More Candid Portraits at the Old Train


I don't know the mom and child in the first picture but I thought they looked sweet. This was aboard the old train which is used for special events. There's a newer, more modern train for the Potomac Eagle excursion rides.

Frank took the pictures of me. I did not know in advance that my pink shirt would clash with the red train!






In Romney, West Virginia

July 10, 2012

Tenth Anniversary Snapshots



We talked about taking a trip for our tenth anniversary but could not think of any destination worth the trouble of traveling. We wound up driving to West Virginia for Romney Railroad Days where we took advantage of the "shuttle" train trip.

2002 Wedding Snapshots

July 9, 2012

Marie is Touring Canyons

Marie had to travel out west for work so she went early in order to do some camping and touring. See Marie's blog for some great pictures!

The photo you see here is an old one, dating back to a trip about 20 years ago when Marie was on a cross-country trip via bus. I flew to Arizona and we went to the Grand Canyon together.

We Got a Dumpster


Frank has been doing so much yard work that he created large piles of branches, and he also wanted to clear out a truck-load of material that was under the deck. I suggested he look into renting a dumpster. Here is is!

Within two weeks he had it filled up so D&M is going to pick it up early, even though you normally get to keep it for a month.

July 8, 2012

For Sale OR Rent in Basye/Bryce Resort

We made up a flier to provide information on our house in Bryce Resort. We are offering it for sale OR for rent, whichever comes first. We put some fliers in a box by the road so passers-by can get basic information.

Click on the image to see a larger version.

Also, I just created a blog label called "Strudel Ct." This a temporary tag added to organize information on the house for would-be buyers or renters.
We've had some inquiries about renting the house but nothing has worked out yet. We require good credit, and that can be elusive considering the recent job market.

July 7, 2012

Fan in Window with Roses

I purchased this fan from a booth at a reenactment because I wanted to put it in this oval window.

July 6, 2012

Grandfather's Master of Arts

This is the diploma from the University of Michigan Graduate School that was awarded to Charles Leslie Suiter in 1924. I received it some years ago from my Aunt Clarice, packaged in the blue mailing tube (on the left) which also held his B.A. and Certificate of Matrimony.  It seems like a shame to just store that stuff so I'm sharing it here.

July 5, 2012

Suiter Matrimony, 1908

One of the things I unpacked from our recent move was this marriage certificate from my father's parents, Charles Leslie Suiter and Leora Morton. They married in April 1908 in Hadley, Michigan.

The close-up shows you some details. Pastor C. W. Barnum of the Methodist Church married them, and witnesses were Cassius and Jennie Hodgson.

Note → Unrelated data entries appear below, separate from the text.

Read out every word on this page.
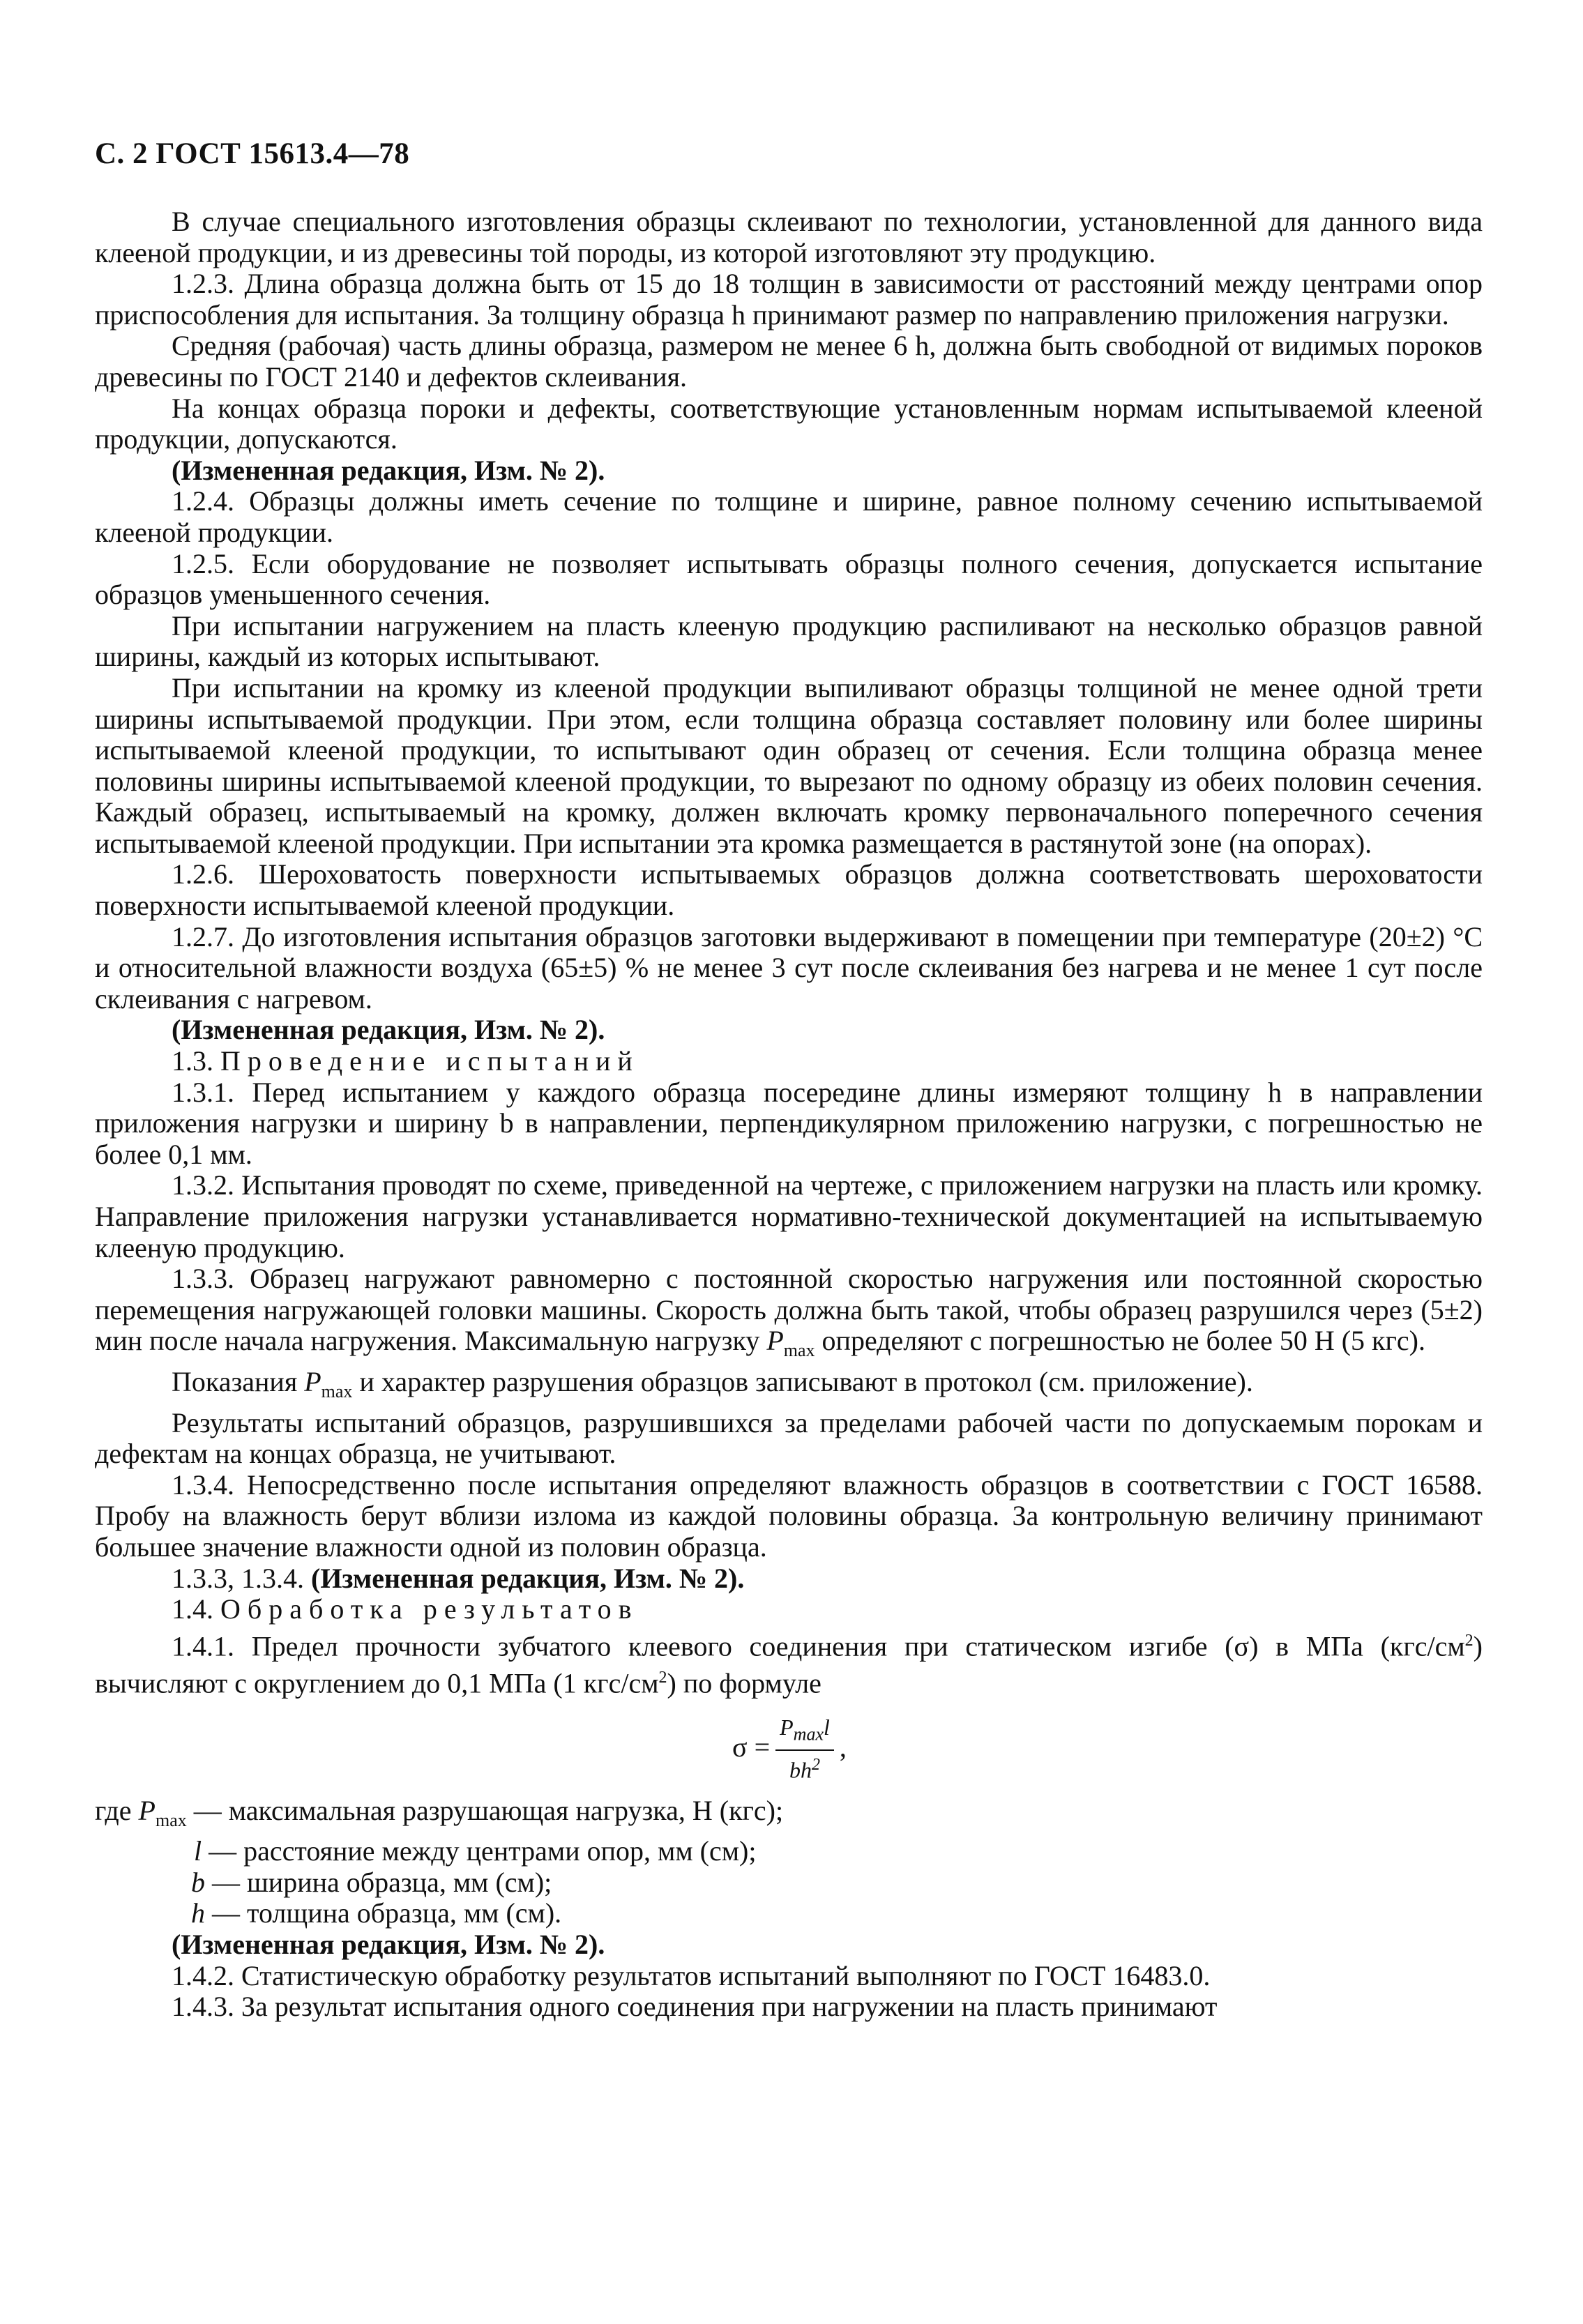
С. 2 ГОСТ 15613.4—78

В случае специального изготовления образцы склеивают по технологии, установленной для данного вида клееной продукции, и из древесины той породы, из которой изготовляют эту продукцию.

1.2.3. Длина образца должна быть от 15 до 18 толщин в зависимости от расстояний между центрами опор приспособления для испытания. За толщину образца h принимают размер по направлению приложения нагрузки.

Средняя (рабочая) часть длины образца, размером не менее 6 h, должна быть свободной от видимых пороков древесины по ГОСТ 2140 и дефектов склеивания.

На концах образца пороки и дефекты, соответствующие установленным нормам испытываемой клееной продукции, допускаются.

(Измененная редакция, Изм. № 2).

1.2.4. Образцы должны иметь сечение по толщине и ширине, равное полному сечению испытываемой клееной продукции.

1.2.5. Если оборудование не позволяет испытывать образцы полного сечения, допускается испытание образцов уменьшенного сечения.

При испытании нагружением на пласть клееную продукцию распиливают на несколько образцов равной ширины, каждый из которых испытывают.

При испытании на кромку из клееной продукции выпиливают образцы толщиной не менее одной трети ширины испытываемой продукции. При этом, если толщина образца составляет половину или более ширины испытываемой клееной продукции, то испытывают один образец от сечения. Если толщина образца менее половины ширины испытываемой клееной продукции, то вырезают по одному образцу из обеих половин сечения. Каждый образец, испытываемый на кромку, должен включать кромку первоначального поперечного сечения испытываемой клееной продукции. При испытании эта кромка размещается в растянутой зоне (на опорах).

1.2.6. Шероховатость поверхности испытываемых образцов должна соответствовать шероховатости поверхности испытываемой клееной продукции.

1.2.7. До изготовления испытания образцов заготовки выдерживают в помещении при температуре (20±2) °С и относительной влажности воздуха (65±5) % не менее 3 сут после склеивания без нагрева и не менее 1 сут после склеивания с нагревом.

(Измененная редакция, Изм. № 2).

1.3. Проведение испытаний

1.3.1. Перед испытанием у каждого образца посередине длины измеряют толщину h в направлении приложения нагрузки и ширину b в направлении, перпендикулярном приложению нагрузки, с погрешностью не более 0,1 мм.

1.3.2. Испытания проводят по схеме, приведенной на чертеже, с приложением нагрузки на пласть или кромку. Направление приложения нагрузки устанавливается нормативно-технической документацией на испытываемую клееную продукцию.

1.3.3. Образец нагружают равномерно с постоянной скоростью нагружения или постоянной скоростью перемещения нагружающей головки машины. Скорость должна быть такой, чтобы образец разрушился через (5±2) мин после начала нагружения. Максимальную нагрузку $P_{max}$ определяют с погрешностью не более 50 Н (5 кгс).

Показания $P_{max}$ и характер разрушения образцов записывают в протокол (см. приложение).

Результаты испытаний образцов, разрушившихся за пределами рабочей части по допускаемым порокам и дефектам на концах образца, не учитывают.

1.3.4. Непосредственно после испытания определяют влажность образцов в соответствии с ГОСТ 16588. Пробу на влажность берут вблизи излома из каждой половины образца. За контрольную величину принимают большее значение влажности одной из половин образца.

1.3.3, 1.3.4. (Измененная редакция, Изм. № 2).

1.4. Обработка результатов

1.4.1. Предел прочности зубчатого клеевого соединения при статическом изгибе (σ) в МПа $(кгс/см^2)$ вычисляют с округлением до 0,1 МПа (1 кгс/$см^2$) по формуле

$\sigma = \frac{P_{max}l}{bh^2}$ ,
где $P_{max}$ — максимальная разрушающая нагрузка, Н (кгс);
l — расстояние между центрами опор, мм (см);
b — ширина образца, мм (см);
h — толщина образца, мм (см).

(Измененная редакция, Изм. № 2).

1.4.2. Статистическую обработку результатов испытаний выполняют по ГОСТ 16483.0.

1.4.3. За результат испытания одного соединения при нагружении на пласть принимают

All Rights Reserved, L. Walcroft

Enhanced in Photoshop® (Layer blending=Overlay to increase Contrast)

July 4, 2012

Ahh! The Pool is Ready!

Our backyard pool is finally swim-ready! After days of cleaning, a replacement liner, seven new truckloads of water, and treatment with Baquacil, we finally have a pool.

It's quite pleasant, and nice to have on these hot July days!

Links for Future Reference:

July 3, 2012

Reenactment, Battle of Port Republic

150th Anniversary of Jackson's Valley Campaign


The reenactment took place at Cedar Creek Battlefield, far from the original location but still in the Shenandoah Valley. The topography seemed different enough to me that something was lost, although both locations have a farm field and a hill. The actual battle took place near the headwaters of the South Fork of the Shenandoah and the rivers there are impressive; in fact, the water was at flood stage at the time of the battle. A turning point in the battle was the charge against a high hill called The Coaling, which looks like a mountain compared to the gentle hills on this reenactment site (not including the mountains far away in the distance). 

Not that I have anything against Cedar Creek Battlefield; it's a nice place to visit. (Don't miss Belle Grove!) Port Republic is a great place to visit too. Not as much of the battlefield is open to visitors but the town is quaint, the rivers are scenic, and there interpretative signs to help you track the Civil War battle.